Here are a few things CMOs can do to move our companies in the right direction.
Recognize the culture you’re operating in with regard to sales and marketing.
In my experience — and I’d be willing to bet yours, too — marketing and sales departments are rarely encouraged to closely collaborate. In the worst cases, they’re set up as rivals competing for leads and budget.
My guess is that this has to do with a few different factors. One is the pressure sales teams are under to perform in the short term as opposed to the more long-term pressure marketing teams typically deal with. Another is the difference in how the C-suite understands what marketers do versus what salespeople do. But whatever the cause, if this is the case at your organization, you need to step in and address it before any other change can happen.
Start by noticing how the marketing staff talks about the sales staff and vice versa. Is there animosity? Apathy? Ignorance of what the other department is doing day to day, month to month? Once you have a feel for the relationship between sales and marketing, you can begin the work of fostering true alignment.

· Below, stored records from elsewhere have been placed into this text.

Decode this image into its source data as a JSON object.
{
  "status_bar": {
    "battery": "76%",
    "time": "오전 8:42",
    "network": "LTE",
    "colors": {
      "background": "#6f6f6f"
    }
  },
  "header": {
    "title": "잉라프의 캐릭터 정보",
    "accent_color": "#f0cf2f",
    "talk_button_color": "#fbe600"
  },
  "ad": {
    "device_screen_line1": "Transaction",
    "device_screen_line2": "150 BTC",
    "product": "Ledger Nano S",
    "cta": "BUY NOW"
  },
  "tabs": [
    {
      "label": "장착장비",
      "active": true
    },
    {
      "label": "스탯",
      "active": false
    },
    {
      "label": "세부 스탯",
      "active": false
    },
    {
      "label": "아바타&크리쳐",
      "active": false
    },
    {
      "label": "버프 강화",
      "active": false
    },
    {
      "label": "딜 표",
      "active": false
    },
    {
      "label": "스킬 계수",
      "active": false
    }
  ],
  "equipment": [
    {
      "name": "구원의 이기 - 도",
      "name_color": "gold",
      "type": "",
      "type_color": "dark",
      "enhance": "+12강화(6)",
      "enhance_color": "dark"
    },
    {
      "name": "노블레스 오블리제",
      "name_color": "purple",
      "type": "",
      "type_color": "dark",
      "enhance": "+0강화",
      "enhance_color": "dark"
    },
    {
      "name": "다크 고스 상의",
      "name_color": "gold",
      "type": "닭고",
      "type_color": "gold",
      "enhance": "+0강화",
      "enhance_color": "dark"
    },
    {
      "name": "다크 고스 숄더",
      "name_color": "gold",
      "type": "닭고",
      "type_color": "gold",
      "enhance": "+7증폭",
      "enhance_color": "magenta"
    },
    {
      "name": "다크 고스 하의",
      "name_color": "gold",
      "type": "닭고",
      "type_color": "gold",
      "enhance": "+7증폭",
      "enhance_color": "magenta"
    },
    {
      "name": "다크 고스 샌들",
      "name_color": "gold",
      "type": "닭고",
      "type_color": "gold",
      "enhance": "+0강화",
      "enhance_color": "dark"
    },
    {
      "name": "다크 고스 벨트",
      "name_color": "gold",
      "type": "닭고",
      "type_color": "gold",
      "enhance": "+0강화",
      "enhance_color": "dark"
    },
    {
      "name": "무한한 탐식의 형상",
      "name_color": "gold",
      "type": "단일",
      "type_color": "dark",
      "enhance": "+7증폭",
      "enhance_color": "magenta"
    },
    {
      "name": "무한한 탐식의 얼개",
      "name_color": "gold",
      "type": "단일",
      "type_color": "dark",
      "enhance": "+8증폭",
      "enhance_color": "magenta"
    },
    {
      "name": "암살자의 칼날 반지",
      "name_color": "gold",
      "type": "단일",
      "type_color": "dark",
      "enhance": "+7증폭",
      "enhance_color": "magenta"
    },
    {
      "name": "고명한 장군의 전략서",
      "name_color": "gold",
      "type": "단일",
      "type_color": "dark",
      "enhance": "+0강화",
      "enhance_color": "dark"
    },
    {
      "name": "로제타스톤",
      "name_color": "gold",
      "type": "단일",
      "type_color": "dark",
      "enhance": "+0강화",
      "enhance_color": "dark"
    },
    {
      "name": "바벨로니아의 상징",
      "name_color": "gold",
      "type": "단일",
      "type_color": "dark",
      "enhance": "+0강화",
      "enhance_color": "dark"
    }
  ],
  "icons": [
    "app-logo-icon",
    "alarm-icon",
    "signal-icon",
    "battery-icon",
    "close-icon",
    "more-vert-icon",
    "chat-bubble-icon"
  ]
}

Work from a place of similarities, not differences.
This is leadership advice for any number of situations, but here it’s especially apt. That’s because sales and marketing have been moving closer and closer to each other over time. Sales is conducting fewer cold calls and relying more on inbound and relationship-building. Marketing is being asked to collect more data on our efforts and to measure against additional KPIs with shorter time frames. (There are pros and cons to this, as I discuss in this article.)
What this means is that sales goals and marketing goals may already be more in sync than your staff realizes. Add to this the fact that both departments are relying hard on inbound strategies, and you have a place of similarity that can help generate some productive discussion.
Get face time (even if it’s virtual) with sales as much as possible.
As CMO, it’s your job to push for regular face time with the CSO and facilitate the same for your department staff.
Those successes my marketing team and I had at my former employer were only possible because we worked closely, in real time, with our sales colleagues.
Invite sales staff to your marketing meetings. Find ways for your team members to collaborate one on one with sales staff. Hold one-off meetings when you’re conceptualizing new campaigns or creating new messaging to get sales’ feedback on pain points and opportunities.
By simply being present with each other, the climate between sales and marketing teams will begin to warm up and make collaboration easier and more natural.
As important as these guidelines are, none of them will work if the CMO is unable to set a positive, collaborative tone with the sales team — whether due to a lack of support from the C-suite or from the sales department. But when those elements are available and the alignment is there, it’s incredible how much growth — sustainable growth — brands can achieve.